Jax has struck again, and this time he has accomplices
Abut a week or so ago, he apparently shoved something (we think it may be a ball) down the guest toilet, a trick not quite so bad, until you add that Ryan woke up a couple of nights later, dumped a load in the clogged commode (I'm a poet...) and I didn't find out until 2 days later, when I once again went in search of "that fucking smell".
I immediately alerted Shawn, seeing as how our contract clearly states that I will wipe as many bums as necessary, will scrub as many toilets as may beckon me, but under no circumstances will I ever plunge.
Unfortunately, the same day I told him about the clogged pot, Jax up and flushed the entire box of wipes down the downstairs toilet, rendering it useless as well. Shawn apparently thought that was the potty I was referring to, and fixed the problem lickety-split.
That was 3 days ago.
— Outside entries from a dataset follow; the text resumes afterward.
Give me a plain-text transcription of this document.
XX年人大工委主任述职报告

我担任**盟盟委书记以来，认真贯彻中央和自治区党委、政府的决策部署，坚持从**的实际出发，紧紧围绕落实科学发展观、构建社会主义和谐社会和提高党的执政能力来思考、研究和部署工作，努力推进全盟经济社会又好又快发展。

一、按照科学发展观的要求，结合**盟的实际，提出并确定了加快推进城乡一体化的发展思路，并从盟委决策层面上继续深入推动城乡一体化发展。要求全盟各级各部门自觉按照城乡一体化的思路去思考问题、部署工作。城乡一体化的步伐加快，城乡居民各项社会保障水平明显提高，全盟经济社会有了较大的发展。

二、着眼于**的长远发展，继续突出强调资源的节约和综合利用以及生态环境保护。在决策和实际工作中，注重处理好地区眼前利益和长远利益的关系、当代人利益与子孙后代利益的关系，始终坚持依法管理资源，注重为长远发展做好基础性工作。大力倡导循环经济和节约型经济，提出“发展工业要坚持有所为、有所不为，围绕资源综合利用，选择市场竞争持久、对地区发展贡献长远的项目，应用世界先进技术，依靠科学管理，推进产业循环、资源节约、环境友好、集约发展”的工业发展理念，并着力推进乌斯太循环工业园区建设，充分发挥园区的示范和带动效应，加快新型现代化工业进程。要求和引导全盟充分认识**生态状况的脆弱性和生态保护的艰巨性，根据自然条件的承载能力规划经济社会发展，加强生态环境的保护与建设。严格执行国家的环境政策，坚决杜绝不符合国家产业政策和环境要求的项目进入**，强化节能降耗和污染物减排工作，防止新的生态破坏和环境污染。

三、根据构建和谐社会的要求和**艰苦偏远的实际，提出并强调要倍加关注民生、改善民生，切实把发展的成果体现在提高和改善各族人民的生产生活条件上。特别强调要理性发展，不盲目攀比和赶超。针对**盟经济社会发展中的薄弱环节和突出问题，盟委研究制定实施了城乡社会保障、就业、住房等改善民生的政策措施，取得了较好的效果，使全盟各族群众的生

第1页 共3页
Due to my guilt over forcing him to do the dirtiest of dirty work, I refrained from nagging about the other toilet, thinking he was pre-treating it or something, I don't know, but last night I finally gave in, and demanded, nay, gagged that he do something about the port-o-potty to whom we had apparently rented space.
So after a long stressful day at work, he spent the a good portion of his evening not hammering out the take-home work he'd planned on finishing, but instead spent it choking, yelling, cursing and plunging...all to no avail.
And now I'm off to call the plumber, buy more candles, and add "toilet lock" to my baby safety list.